Potential applications of NAWA’s UFCE technology extend into hydrogen fuel cell systems. One uses NAWACap ultra-capacitors to harvest energy that would otherwise be lost. The UFCE also can serve as an electrode for the fuel cell membrane “because VACNT are known to be able to reduce the loading of platinum,” thus saving cost, Boulanger said. And materials developments by another NAWA Group unit can reduce the weight and improve the strength of the hydrogen carbon-composite storage tank.

NAWA America, based in Dayton, Ohio, focuses on the commercialization of multi-functional, ultra-strong composites. Its NAWAStitch concept comprises a thin film containing the same trillions of VACNT arranged perpendicularly to carbon fiber layers. Acting as “nano-Velcro,” this reinforces the weakest part of a composite - the interface between the layers – designed to greatly improveresistance to shear and shock loading, stated Boulanger.
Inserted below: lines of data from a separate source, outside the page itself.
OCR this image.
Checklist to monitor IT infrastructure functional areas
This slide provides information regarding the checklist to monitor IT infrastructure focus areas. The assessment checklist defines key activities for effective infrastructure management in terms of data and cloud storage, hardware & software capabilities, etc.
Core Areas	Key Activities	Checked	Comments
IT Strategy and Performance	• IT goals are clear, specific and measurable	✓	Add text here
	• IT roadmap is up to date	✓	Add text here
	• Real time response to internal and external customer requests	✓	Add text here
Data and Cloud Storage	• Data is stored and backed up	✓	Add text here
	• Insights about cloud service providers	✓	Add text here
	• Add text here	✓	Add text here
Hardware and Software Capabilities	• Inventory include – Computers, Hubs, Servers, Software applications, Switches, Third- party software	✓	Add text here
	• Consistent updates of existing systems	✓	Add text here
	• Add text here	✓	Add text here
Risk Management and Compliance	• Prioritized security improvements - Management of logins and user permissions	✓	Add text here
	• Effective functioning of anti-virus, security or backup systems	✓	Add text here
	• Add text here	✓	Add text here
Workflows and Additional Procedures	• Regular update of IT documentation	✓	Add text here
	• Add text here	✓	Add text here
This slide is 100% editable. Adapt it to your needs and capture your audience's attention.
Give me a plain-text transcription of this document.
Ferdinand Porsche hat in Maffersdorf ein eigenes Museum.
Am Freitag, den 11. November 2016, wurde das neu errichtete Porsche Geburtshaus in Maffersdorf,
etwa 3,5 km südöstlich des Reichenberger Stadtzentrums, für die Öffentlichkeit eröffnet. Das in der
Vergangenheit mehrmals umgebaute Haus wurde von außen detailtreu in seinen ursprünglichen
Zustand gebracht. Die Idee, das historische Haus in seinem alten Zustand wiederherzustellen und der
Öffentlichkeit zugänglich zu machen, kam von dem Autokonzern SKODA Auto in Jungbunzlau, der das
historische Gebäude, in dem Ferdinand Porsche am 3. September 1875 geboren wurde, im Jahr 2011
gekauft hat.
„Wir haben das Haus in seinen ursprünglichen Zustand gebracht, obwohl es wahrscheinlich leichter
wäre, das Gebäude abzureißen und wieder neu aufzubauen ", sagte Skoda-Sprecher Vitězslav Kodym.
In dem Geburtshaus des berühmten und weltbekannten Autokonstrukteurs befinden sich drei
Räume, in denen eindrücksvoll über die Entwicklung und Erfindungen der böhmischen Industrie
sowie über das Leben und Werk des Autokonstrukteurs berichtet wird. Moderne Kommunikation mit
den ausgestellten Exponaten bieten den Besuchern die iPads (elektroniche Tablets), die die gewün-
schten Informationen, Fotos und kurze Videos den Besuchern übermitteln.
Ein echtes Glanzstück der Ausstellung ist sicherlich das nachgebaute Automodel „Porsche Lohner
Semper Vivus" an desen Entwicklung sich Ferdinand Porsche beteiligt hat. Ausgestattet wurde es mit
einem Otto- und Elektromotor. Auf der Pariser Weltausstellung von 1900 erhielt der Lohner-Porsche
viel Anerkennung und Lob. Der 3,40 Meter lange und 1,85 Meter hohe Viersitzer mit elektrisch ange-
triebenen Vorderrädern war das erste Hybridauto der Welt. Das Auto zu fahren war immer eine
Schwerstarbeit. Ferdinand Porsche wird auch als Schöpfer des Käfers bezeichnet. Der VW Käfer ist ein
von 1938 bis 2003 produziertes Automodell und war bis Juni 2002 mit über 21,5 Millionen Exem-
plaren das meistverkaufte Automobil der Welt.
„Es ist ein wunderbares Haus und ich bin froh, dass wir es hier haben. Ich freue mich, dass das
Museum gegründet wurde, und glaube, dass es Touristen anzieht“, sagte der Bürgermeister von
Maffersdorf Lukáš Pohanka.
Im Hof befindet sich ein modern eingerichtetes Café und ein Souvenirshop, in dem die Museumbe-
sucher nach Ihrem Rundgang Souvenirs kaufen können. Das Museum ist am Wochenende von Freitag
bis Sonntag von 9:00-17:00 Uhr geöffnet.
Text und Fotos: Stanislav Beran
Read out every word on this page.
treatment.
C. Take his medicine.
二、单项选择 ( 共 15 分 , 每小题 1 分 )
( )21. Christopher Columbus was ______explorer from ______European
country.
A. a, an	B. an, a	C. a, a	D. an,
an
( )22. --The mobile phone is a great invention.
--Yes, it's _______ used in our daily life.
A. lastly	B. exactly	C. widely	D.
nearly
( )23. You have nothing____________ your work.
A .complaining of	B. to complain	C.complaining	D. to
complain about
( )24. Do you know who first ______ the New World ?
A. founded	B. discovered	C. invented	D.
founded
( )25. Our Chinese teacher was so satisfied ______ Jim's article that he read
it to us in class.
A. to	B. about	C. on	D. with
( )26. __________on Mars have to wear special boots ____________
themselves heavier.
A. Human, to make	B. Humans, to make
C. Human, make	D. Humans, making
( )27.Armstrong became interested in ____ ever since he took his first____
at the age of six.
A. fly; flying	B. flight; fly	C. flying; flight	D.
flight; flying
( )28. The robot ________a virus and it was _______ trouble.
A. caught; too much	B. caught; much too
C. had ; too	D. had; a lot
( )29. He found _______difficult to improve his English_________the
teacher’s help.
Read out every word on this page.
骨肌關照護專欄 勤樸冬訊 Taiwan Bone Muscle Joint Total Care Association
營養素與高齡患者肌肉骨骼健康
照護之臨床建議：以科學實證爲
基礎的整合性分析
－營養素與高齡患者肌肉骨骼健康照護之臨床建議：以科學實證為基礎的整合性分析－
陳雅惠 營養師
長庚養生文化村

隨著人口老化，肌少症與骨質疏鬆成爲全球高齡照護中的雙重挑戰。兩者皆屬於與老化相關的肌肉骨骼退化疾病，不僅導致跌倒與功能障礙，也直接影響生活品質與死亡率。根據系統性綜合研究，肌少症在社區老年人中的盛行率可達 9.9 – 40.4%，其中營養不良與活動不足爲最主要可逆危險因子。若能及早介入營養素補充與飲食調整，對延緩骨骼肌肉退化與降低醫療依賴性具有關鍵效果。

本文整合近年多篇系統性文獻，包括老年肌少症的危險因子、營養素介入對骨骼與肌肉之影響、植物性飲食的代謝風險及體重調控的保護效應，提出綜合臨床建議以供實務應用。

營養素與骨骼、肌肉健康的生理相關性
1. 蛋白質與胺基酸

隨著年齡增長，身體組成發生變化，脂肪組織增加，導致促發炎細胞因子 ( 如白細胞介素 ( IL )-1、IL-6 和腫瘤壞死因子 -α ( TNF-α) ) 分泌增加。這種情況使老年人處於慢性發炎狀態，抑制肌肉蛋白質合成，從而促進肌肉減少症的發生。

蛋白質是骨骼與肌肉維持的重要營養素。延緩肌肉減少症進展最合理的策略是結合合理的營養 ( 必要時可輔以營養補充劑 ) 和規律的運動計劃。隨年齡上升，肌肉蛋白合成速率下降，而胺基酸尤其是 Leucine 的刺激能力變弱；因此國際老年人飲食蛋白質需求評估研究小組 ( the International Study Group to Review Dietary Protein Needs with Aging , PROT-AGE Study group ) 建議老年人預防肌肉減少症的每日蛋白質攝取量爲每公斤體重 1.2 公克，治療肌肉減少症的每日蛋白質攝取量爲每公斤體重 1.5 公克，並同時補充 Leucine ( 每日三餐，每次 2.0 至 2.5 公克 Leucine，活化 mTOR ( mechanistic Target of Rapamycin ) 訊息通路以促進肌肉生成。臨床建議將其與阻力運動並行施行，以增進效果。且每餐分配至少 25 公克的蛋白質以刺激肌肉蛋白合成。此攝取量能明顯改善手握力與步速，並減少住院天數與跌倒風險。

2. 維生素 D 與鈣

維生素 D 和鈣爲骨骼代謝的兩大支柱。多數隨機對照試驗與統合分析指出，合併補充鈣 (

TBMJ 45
The 3D-UFCE and NAWAStitch are complementary to another innovation: NAWAShell. A structural hybrid battery incorporating VACNT, it provides both enhanced mechanical strength and electrical energy storage within the core of the composite structure. In the future, Boulanger sees “enormous potential in combining NAWAStitch and NAWAShell to create ultra-strong, multi-functional lightweight materials that can also store energy – for example, a solar roof panel in a car that could generate energy stored within the roof, with almost no additional mass to the vehicle structure.”